Arun Kumar: I saw that. Yes, it turns out you’re often better off without those instructions.
Arun Kumar: And that introduces yet another knob to tune, right?
Ben Lorica: Exactly. Then, to your earlier point, you might realize, “This skill is too complicated; it should actually be broken down into three separate skills.”
Arun Kumar: Yes, that is exactly right.
Ben Lorica: It becomes an unending process. AI teams obviously need to tune their applications to make them reliable, but at some point, you have to decide to stop running experiments, right?

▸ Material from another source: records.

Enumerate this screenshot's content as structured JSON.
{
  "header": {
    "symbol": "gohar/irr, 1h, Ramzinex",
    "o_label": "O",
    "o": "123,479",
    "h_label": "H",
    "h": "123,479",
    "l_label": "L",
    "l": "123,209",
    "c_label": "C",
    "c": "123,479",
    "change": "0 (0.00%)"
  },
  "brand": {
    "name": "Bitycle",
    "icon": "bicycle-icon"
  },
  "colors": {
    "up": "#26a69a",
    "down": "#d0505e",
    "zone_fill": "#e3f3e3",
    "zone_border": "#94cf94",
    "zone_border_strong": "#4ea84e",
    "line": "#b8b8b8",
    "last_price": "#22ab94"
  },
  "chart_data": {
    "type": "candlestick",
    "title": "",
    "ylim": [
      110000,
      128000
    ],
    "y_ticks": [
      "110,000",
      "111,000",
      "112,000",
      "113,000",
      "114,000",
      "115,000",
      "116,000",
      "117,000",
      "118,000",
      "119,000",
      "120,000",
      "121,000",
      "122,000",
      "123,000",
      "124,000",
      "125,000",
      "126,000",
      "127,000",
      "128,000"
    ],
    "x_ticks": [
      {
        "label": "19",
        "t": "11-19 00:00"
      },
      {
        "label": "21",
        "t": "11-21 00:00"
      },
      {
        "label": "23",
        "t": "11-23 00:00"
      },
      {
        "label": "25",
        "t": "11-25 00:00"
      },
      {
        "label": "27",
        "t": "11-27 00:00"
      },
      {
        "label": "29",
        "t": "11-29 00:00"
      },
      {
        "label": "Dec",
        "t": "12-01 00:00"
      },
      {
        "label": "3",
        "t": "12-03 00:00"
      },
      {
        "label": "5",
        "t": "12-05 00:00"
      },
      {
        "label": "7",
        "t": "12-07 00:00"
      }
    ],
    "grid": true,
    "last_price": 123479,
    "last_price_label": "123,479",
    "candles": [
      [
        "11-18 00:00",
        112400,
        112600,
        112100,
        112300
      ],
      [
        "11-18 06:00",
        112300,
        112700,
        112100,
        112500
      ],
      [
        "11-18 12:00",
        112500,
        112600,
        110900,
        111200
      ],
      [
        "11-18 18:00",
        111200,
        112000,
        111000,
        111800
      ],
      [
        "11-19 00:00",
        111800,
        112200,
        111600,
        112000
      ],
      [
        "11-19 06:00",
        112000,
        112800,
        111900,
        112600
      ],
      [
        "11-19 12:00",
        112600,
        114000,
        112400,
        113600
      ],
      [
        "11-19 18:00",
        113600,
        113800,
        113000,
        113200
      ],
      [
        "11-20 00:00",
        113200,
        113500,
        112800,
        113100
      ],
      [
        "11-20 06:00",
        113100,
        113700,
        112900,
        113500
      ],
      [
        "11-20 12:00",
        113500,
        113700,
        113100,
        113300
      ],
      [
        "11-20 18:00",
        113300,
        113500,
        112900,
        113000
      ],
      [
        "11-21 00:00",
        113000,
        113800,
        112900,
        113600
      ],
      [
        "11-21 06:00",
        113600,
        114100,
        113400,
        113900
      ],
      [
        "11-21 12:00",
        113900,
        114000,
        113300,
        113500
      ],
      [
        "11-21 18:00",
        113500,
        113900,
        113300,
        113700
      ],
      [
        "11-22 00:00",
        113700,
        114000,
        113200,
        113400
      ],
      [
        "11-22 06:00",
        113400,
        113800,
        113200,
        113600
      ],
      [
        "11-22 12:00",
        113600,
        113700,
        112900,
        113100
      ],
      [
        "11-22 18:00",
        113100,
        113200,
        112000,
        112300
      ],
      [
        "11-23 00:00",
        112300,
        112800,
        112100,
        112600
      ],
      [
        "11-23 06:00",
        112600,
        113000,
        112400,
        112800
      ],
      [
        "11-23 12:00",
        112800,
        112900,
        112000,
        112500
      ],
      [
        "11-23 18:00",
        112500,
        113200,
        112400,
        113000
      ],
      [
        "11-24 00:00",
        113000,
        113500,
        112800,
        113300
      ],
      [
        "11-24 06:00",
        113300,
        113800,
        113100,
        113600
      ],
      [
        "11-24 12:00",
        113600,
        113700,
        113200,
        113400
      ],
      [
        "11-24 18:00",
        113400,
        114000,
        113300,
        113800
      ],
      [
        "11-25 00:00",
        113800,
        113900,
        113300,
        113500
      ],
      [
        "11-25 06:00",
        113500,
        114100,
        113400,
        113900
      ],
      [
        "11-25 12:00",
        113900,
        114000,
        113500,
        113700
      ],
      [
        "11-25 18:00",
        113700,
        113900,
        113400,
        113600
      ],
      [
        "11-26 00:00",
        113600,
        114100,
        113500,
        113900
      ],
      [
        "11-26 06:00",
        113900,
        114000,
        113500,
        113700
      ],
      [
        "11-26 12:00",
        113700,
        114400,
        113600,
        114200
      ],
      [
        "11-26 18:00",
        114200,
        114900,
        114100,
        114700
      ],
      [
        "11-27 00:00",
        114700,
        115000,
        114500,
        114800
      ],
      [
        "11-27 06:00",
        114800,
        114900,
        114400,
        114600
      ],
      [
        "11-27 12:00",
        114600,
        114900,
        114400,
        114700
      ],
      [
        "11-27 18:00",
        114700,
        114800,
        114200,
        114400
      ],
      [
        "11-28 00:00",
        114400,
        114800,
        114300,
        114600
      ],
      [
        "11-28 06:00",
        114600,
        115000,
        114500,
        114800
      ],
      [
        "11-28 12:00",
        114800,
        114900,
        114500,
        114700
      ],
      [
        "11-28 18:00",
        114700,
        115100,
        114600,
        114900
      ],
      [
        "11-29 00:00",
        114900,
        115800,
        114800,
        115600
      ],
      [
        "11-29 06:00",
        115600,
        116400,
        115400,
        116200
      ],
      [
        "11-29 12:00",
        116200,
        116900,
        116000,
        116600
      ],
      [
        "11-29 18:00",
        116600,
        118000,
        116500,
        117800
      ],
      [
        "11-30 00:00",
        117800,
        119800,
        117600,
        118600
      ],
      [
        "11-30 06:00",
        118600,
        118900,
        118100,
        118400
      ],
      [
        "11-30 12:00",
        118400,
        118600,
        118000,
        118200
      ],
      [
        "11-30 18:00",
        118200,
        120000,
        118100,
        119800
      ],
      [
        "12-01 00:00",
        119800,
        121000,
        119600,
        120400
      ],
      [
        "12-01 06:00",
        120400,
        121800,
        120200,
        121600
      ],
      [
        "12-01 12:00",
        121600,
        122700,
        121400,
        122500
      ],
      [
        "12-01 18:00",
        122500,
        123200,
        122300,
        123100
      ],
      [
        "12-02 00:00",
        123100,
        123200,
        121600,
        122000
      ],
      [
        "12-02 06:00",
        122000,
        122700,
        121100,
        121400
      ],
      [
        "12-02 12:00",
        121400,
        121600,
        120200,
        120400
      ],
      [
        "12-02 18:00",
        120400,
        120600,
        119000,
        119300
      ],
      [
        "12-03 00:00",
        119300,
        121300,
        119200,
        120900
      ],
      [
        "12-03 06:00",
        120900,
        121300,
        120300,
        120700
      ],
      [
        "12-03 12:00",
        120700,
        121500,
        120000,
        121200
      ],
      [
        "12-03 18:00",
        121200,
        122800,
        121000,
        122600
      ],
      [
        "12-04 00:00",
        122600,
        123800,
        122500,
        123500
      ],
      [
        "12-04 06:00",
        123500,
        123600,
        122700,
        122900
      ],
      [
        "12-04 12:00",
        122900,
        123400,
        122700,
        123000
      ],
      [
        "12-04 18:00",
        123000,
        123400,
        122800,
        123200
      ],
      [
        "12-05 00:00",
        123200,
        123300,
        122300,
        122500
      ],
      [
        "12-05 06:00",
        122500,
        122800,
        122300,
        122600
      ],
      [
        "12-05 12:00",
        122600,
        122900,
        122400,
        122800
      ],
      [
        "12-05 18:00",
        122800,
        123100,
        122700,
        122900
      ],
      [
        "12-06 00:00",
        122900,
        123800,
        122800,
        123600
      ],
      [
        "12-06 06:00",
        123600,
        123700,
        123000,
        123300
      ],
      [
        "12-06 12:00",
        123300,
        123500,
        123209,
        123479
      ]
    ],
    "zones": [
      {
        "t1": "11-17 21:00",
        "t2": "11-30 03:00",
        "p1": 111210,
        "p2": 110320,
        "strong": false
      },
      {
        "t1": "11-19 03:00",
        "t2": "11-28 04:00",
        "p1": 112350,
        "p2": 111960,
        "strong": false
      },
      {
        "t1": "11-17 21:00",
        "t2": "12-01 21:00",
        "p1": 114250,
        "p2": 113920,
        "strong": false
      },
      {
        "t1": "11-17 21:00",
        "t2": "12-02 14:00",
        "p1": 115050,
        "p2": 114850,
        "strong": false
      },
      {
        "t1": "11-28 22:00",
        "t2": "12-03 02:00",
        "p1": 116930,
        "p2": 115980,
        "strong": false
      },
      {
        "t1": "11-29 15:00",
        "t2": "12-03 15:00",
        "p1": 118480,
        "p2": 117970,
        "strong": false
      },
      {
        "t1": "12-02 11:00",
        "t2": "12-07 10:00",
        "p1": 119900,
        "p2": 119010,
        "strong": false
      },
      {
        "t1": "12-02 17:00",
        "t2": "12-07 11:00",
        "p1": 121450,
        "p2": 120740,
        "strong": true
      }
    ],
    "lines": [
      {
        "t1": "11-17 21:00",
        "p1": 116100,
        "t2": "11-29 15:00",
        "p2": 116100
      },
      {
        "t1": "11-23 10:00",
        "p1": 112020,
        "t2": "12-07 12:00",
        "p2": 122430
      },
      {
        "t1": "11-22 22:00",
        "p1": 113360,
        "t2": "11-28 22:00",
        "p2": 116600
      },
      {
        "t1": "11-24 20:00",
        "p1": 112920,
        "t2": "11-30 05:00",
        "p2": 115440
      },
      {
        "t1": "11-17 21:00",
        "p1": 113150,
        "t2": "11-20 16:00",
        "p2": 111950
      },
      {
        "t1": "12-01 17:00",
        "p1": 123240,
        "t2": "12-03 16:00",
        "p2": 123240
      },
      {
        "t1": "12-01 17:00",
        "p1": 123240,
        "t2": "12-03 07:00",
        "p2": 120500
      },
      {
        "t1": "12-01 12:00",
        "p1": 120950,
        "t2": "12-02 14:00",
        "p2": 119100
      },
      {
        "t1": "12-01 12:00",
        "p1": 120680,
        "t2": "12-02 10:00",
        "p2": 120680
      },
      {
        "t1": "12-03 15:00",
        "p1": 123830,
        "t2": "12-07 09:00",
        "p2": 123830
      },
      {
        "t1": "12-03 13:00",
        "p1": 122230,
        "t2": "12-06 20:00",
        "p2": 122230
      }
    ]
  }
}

Arun Kumar: That’s right, because you don’t have infinite money for tuning. At some point, the return on investment is satisfactory, and you just have to ship it. Once it’s in production, you can collect more real-world input-output pairs.
Ben Lorica: And then that real-world data informs your ongoing optimization.
Arun Kumar: Exactly.
Ben Lorica: On that somewhat daunting note, thank you, Arun.
Arun Kumar: Thank you for having me, Ben, and thank you to your audience as well.